Loosely defined, price is what a buyer pays to a seller in an arms-length transaction. Price is a short-term concept, as an asset trading hands at a given price now, may trade hands at a very different price ten days (or even ten minutes) from now.
Value, on the other hand, refers to all of an asset’s future economic production that will benefit the owners of that asset. Value is a long-term concept, and depends on future events that nobody can predict with perfect certainty.
The two concepts of price and value, while different, are of course related to a degree. Price is often negotiated according to buyers’ and sellers’ opinions as to value. And if we say that someone paid too much for something, we imply that the price paid was greater than the value received.
Neither price nor value can be ignored by the investor. Both are equally important, as it is the relationship between the two that determines whether an investment opportunity is attractive or not. I consider an investment to be attractive when its price is significantly less than its value.
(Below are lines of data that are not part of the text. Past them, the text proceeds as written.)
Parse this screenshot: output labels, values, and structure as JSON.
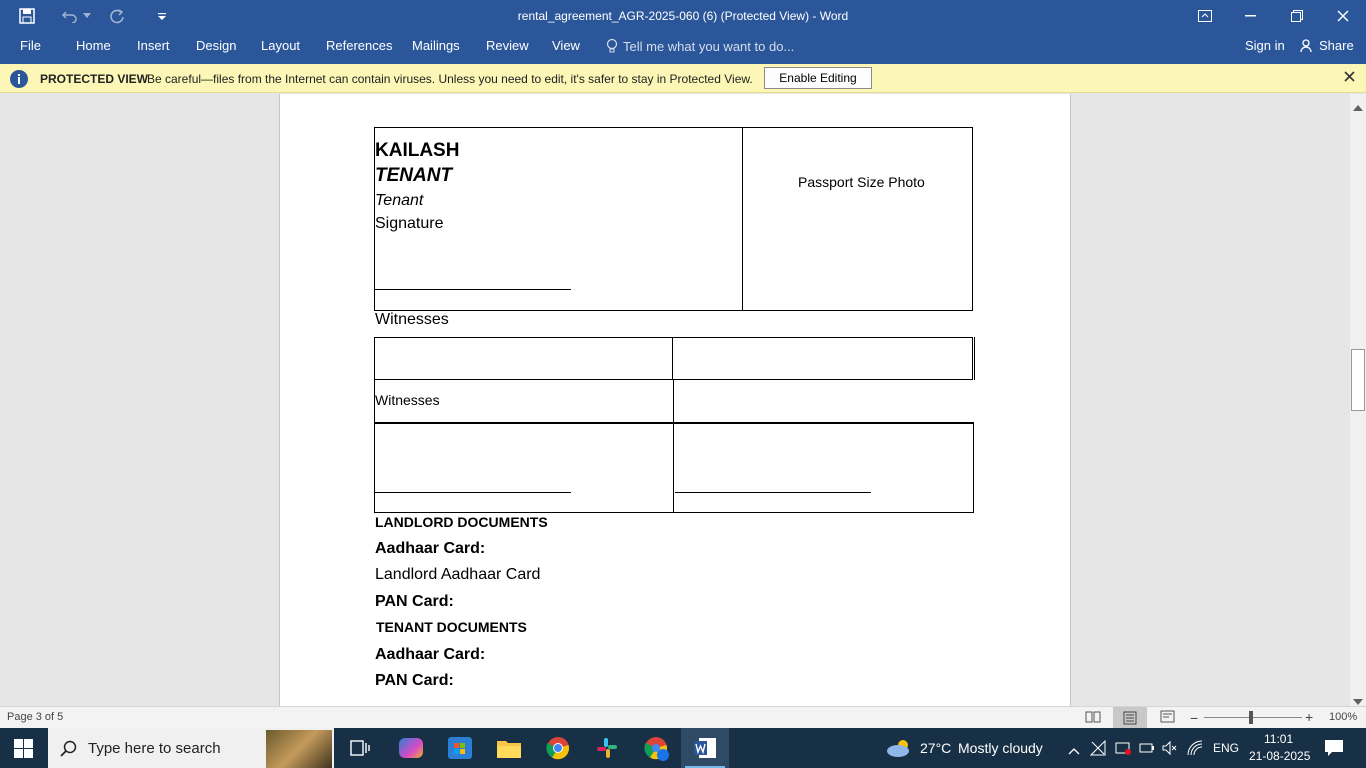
{
  "window": {
    "title": "rental_agreement_AGR-2025-060 (6) (Protected View) - Word"
  },
  "ribbon": {
    "tabs": [
      "File",
      "Home",
      "Insert",
      "Design",
      "Layout",
      "References",
      "Mailings",
      "Review",
      "View"
    ],
    "tell_me": "Tell me what you want to do...",
    "sign_in": "Sign in",
    "share": "Share"
  },
  "protected_view": {
    "label": "PROTECTED VIEW",
    "message": "Be careful—files from the Internet can contain viruses. Unless you need to edit, it's safer to stay in Protected View.",
    "button": "Enable Editing"
  },
  "document": {
    "tenant_name": "KAILASH",
    "tenant_role": "TENANT",
    "tenant_role2": "Tenant",
    "signature": "Signature",
    "photo_label": "Passport Size Photo",
    "witnesses_heading": "Witnesses",
    "witnesses_cell": "Witnesses",
    "landlord_docs": "LANDLORD DOCUMENTS",
    "aadhaar_label": "Aadhaar Card:",
    "landlord_aadhaar": "Landlord Aadhaar Card",
    "pan_label": "PAN Card:",
    "tenant_docs": "TENANT DOCUMENTS",
    "aadhaar_label2": "Aadhaar Card:",
    "pan_label2": "PAN Card:"
  },
  "statusbar": {
    "page": "Page 3 of 5",
    "zoom": "100%"
  },
  "taskbar": {
    "search_placeholder": "Type here to search",
    "weather_temp": "27°C",
    "weather_desc": "Mostly cloudy",
    "lang": "ENG",
    "time": "11:01",
    "date": "21-08-2025"
  },
  "colors": {
    "word_blue": "#2b579a",
    "protected_yellow": "#fcf7b6",
    "taskbar": "#183046"
  }
}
Investing is not an exact science. For while price is knowable with “to the penny” precision, value is an estimate. Valuation methods are imperfect and prone to serious error. And while our world is full of information, I have yet to evaluate a potential investment where I have a perfect and complete set of facts. And even if I did, I still might not conclude correctly. Highly intelligent and rational people sometimes differ strongly as to their opinions of value, even though they often are looking at exactly the same set of facts.
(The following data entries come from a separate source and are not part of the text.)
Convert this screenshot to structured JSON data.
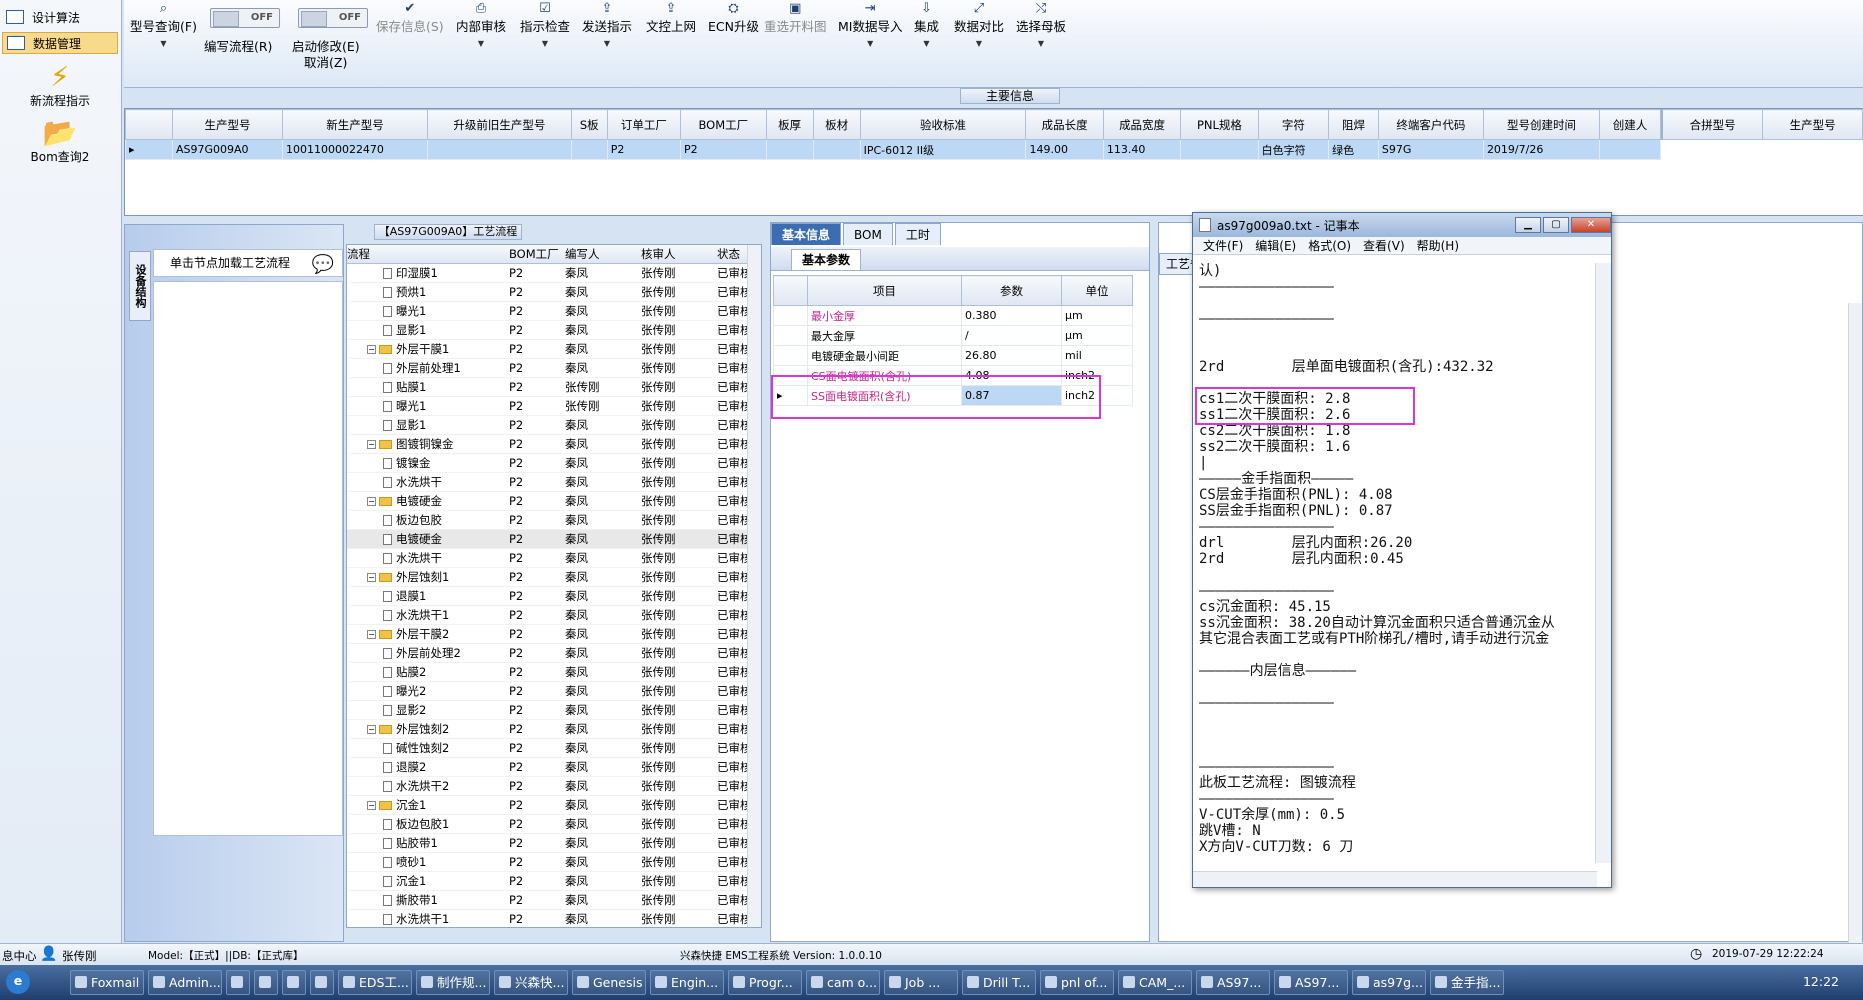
{
  "nav": {
    "items": [
      {
        "label": "设计算法"
      },
      {
        "label": "数据管理"
      }
    ],
    "new_flow": "新流程指示",
    "bom_query": "Bom查询2"
  },
  "toolbar": {
    "buttons": [
      {
        "label": "型号查询(F)",
        "icon": "search-icon"
      },
      {
        "label": "保存信息(S)",
        "icon": "check-icon"
      },
      {
        "label": "内部审核",
        "icon": "print-icon"
      },
      {
        "label": "指示检查",
        "icon": "check-icon"
      },
      {
        "label": "发送指示",
        "icon": "upload-icon"
      },
      {
        "label": "文控上网",
        "icon": "upload-icon"
      },
      {
        "label": "ECN升级",
        "icon": "ecn-icon"
      },
      {
        "label": "重选开料图",
        "icon": "image-icon"
      },
      {
        "label": "MI数据导入",
        "icon": "import-icon"
      },
      {
        "label": "集成",
        "icon": "download-icon"
      },
      {
        "label": "数据对比",
        "icon": "compare-icon"
      },
      {
        "label": "选择母板",
        "icon": "shuffle-icon"
      }
    ],
    "toggle_off": "OFF",
    "write_flow": "编写流程(R)",
    "enable_modify": "启动修改(E)",
    "cancel": "取消(Z)"
  },
  "main_info": {
    "title": "主要信息",
    "columns": [
      "生产型号",
      "新生产型号",
      "升级前旧生产型号",
      "S板",
      "订单工厂",
      "BOM工厂",
      "板厚",
      "板材",
      "验收标准",
      "成品长度",
      "成品宽度",
      "PNL规格",
      "字符",
      "阻焊",
      "终端客户代码",
      "型号创建时间",
      "创建人"
    ],
    "row": [
      "AS97G009A0",
      "10011000022470",
      "",
      "",
      "P2",
      "P2",
      "",
      "",
      "IPC-6012 II级",
      "149.00",
      "113.40",
      "",
      "白色字符",
      "绿色",
      "S97G",
      "2019/7/26",
      ""
    ],
    "side_columns": [
      "合拼型号",
      "生产型号"
    ]
  },
  "left_panel": {
    "vtab": "设备结构",
    "caption": "单击节点加载工艺流程"
  },
  "flow_panel": {
    "title": "【AS97G009A0】工艺流程",
    "columns": [
      "流程",
      "BOM工厂",
      "编写人",
      "核审人",
      "状态"
    ],
    "rows": [
      {
        "name": "印湿膜1",
        "t": "doc",
        "f": "P2",
        "w": "秦凤",
        "r": "张传刚",
        "s": "已审核"
      },
      {
        "name": "预烘1",
        "t": "doc",
        "f": "P2",
        "w": "秦凤",
        "r": "张传刚",
        "s": "已审核"
      },
      {
        "name": "曝光1",
        "t": "doc",
        "f": "P2",
        "w": "秦凤",
        "r": "张传刚",
        "s": "已审核"
      },
      {
        "name": "显影1",
        "t": "doc",
        "f": "P2",
        "w": "秦凤",
        "r": "张传刚",
        "s": "已审核"
      },
      {
        "name": "外层干膜1",
        "t": "fold",
        "f": "P2",
        "w": "秦凤",
        "r": "张传刚",
        "s": "已审核"
      },
      {
        "name": "外层前处理1",
        "t": "doc",
        "f": "P2",
        "w": "秦凤",
        "r": "张传刚",
        "s": "已审核"
      },
      {
        "name": "贴膜1",
        "t": "doc",
        "f": "P2",
        "w": "张传刚",
        "r": "张传刚",
        "s": "已审核"
      },
      {
        "name": "曝光1",
        "t": "doc",
        "f": "P2",
        "w": "张传刚",
        "r": "张传刚",
        "s": "已审核"
      },
      {
        "name": "显影1",
        "t": "doc",
        "f": "P2",
        "w": "秦凤",
        "r": "张传刚",
        "s": "已审核"
      },
      {
        "name": "图镀铜镍金",
        "t": "fold",
        "f": "P2",
        "w": "秦凤",
        "r": "张传刚",
        "s": "已审核"
      },
      {
        "name": "镀镍金",
        "t": "doc",
        "f": "P2",
        "w": "秦凤",
        "r": "张传刚",
        "s": "已审核"
      },
      {
        "name": "水洗烘干",
        "t": "doc",
        "f": "P2",
        "w": "秦凤",
        "r": "张传刚",
        "s": "已审核"
      },
      {
        "name": "电镀硬金",
        "t": "fold",
        "f": "P2",
        "w": "秦凤",
        "r": "张传刚",
        "s": "已审核"
      },
      {
        "name": "板边包胶",
        "t": "doc",
        "f": "P2",
        "w": "秦凤",
        "r": "张传刚",
        "s": "已审核"
      },
      {
        "name": "电镀硬金",
        "t": "doc",
        "f": "P2",
        "w": "秦凤",
        "r": "张传刚",
        "s": "已审核"
      },
      {
        "name": "水洗烘干",
        "t": "doc",
        "f": "P2",
        "w": "秦凤",
        "r": "张传刚",
        "s": "已审核"
      },
      {
        "name": "外层蚀刻1",
        "t": "fold",
        "f": "P2",
        "w": "秦凤",
        "r": "张传刚",
        "s": "已审核"
      },
      {
        "name": "退膜1",
        "t": "doc",
        "f": "P2",
        "w": "秦凤",
        "r": "张传刚",
        "s": "已审核"
      },
      {
        "name": "水洗烘干1",
        "t": "doc",
        "f": "P2",
        "w": "秦凤",
        "r": "张传刚",
        "s": "已审核"
      },
      {
        "name": "外层干膜2",
        "t": "fold",
        "f": "P2",
        "w": "秦凤",
        "r": "张传刚",
        "s": "已审核"
      },
      {
        "name": "外层前处理2",
        "t": "doc",
        "f": "P2",
        "w": "秦凤",
        "r": "张传刚",
        "s": "已审核"
      },
      {
        "name": "贴膜2",
        "t": "doc",
        "f": "P2",
        "w": "秦凤",
        "r": "张传刚",
        "s": "已审核"
      },
      {
        "name": "曝光2",
        "t": "doc",
        "f": "P2",
        "w": "秦凤",
        "r": "张传刚",
        "s": "已审核"
      },
      {
        "name": "显影2",
        "t": "doc",
        "f": "P2",
        "w": "秦凤",
        "r": "张传刚",
        "s": "已审核"
      },
      {
        "name": "外层蚀刻2",
        "t": "fold",
        "f": "P2",
        "w": "秦凤",
        "r": "张传刚",
        "s": "已审核"
      },
      {
        "name": "碱性蚀刻2",
        "t": "doc",
        "f": "P2",
        "w": "秦凤",
        "r": "张传刚",
        "s": "已审核"
      },
      {
        "name": "退膜2",
        "t": "doc",
        "f": "P2",
        "w": "秦凤",
        "r": "张传刚",
        "s": "已审核"
      },
      {
        "name": "水洗烘干2",
        "t": "doc",
        "f": "P2",
        "w": "秦凤",
        "r": "张传刚",
        "s": "已审核"
      },
      {
        "name": "沉金1",
        "t": "fold",
        "f": "P2",
        "w": "秦凤",
        "r": "张传刚",
        "s": "已审核"
      },
      {
        "name": "板边包胶1",
        "t": "doc",
        "f": "P2",
        "w": "秦凤",
        "r": "张传刚",
        "s": "已审核"
      },
      {
        "name": "贴胶带1",
        "t": "doc",
        "f": "P2",
        "w": "秦凤",
        "r": "张传刚",
        "s": "已审核"
      },
      {
        "name": "喷砂1",
        "t": "doc",
        "f": "P2",
        "w": "秦凤",
        "r": "张传刚",
        "s": "已审核"
      },
      {
        "name": "沉金1",
        "t": "doc",
        "f": "P2",
        "w": "秦凤",
        "r": "张传刚",
        "s": "已审核"
      },
      {
        "name": "撕胶带1",
        "t": "doc",
        "f": "P2",
        "w": "秦凤",
        "r": "张传刚",
        "s": "已审核"
      },
      {
        "name": "水洗烘干1",
        "t": "doc",
        "f": "P2",
        "w": "秦凤",
        "r": "张传刚",
        "s": "已审核"
      }
    ]
  },
  "info_panel": {
    "tabs": [
      "基本信息",
      "BOM",
      "工时"
    ],
    "subtab": "基本参数",
    "columns": [
      "项目",
      "参数",
      "单位"
    ],
    "rows": [
      {
        "item": "最小金厚",
        "value": "0.380",
        "unit": "μm",
        "pink": true
      },
      {
        "item": "最大金厚",
        "value": "/",
        "unit": "μm",
        "pink": false
      },
      {
        "item": "电镀硬金最小间距",
        "value": "26.80",
        "unit": "mil",
        "pink": false
      },
      {
        "item": "CS面电镀面积(含孔)",
        "value": "4.08",
        "unit": "inch2",
        "pink": true
      },
      {
        "item": "SS面电镀面积(含孔)",
        "value": "0.87",
        "unit": "inch2",
        "pink": true
      }
    ],
    "right_tab": "工艺备"
  },
  "notepad": {
    "title": "as97g009a0.txt - 记事本",
    "menu": [
      "文件(F)",
      "编辑(E)",
      "格式(O)",
      "查看(V)",
      "帮助(H)"
    ],
    "lines": [
      "认)",
      "————————————————",
      "",
      "————————————————",
      "",
      "",
      "2rd        层单面电镀面积(含孔):432.32",
      "",
      "cs1二次干膜面积: 2.8",
      "ss1二次干膜面积: 2.6",
      "cs2二次干膜面积: 1.8",
      "ss2二次干膜面积: 1.6",
      "|",
      "—————金手指面积—————",
      "CS层金手指面积(PNL): 4.08",
      "SS层金手指面积(PNL): 0.87",
      "————————————————",
      "drl        层孔内面积:26.20",
      "2rd        层孔内面积:0.45",
      "",
      "————————————————",
      "cs沉金面积: 45.15",
      "ss沉金面积: 38.20自动计算沉金面积只适合普通沉金从",
      "其它混合表面工艺或有PTH阶梯孔/槽时,请手动进行沉金",
      "",
      "——————内层信息——————",
      "",
      "————————————————",
      "",
      "",
      "",
      "————————————————",
      "此板工艺流程: 图镀流程",
      "————————————————",
      "V-CUT余厚(mm): 0.5",
      "跳V槽: N",
      "X方向V-CUT刀数: 6 刀"
    ]
  },
  "status": {
    "left": "息中心",
    "user": "张传刚",
    "model": "Model:【正式】||DB:【正式库】",
    "app": "兴森快捷 EMS工程系统 Version: 1.0.0.10",
    "time": "2019-07-29 12:22:24"
  },
  "taskbar": {
    "items": [
      "Foxmail",
      "Admin...",
      "",
      "",
      "",
      "",
      "EDS工...",
      "制作规...",
      "兴森快...",
      "Genesis",
      "Engin...",
      "Progr...",
      "cam o...",
      "Job ...",
      "Drill T...",
      "pnl of...",
      "CAM_...",
      "AS97...",
      "AS97...",
      "as97g...",
      "金手指..."
    ],
    "clock": "12:22"
  }
}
It is not necessary to form a highly precise opinion of value in order to make a profit as an investor. The trick is not in fine tuning the valuation model to perfection, but rather in finding opportunities where the gap between value and price is so wide that there is ample room for error. Benjamin Graham, whom many regard as the father of value investing, and later Warren Buffett, referred to this gap between price and value as a “margin of safety.”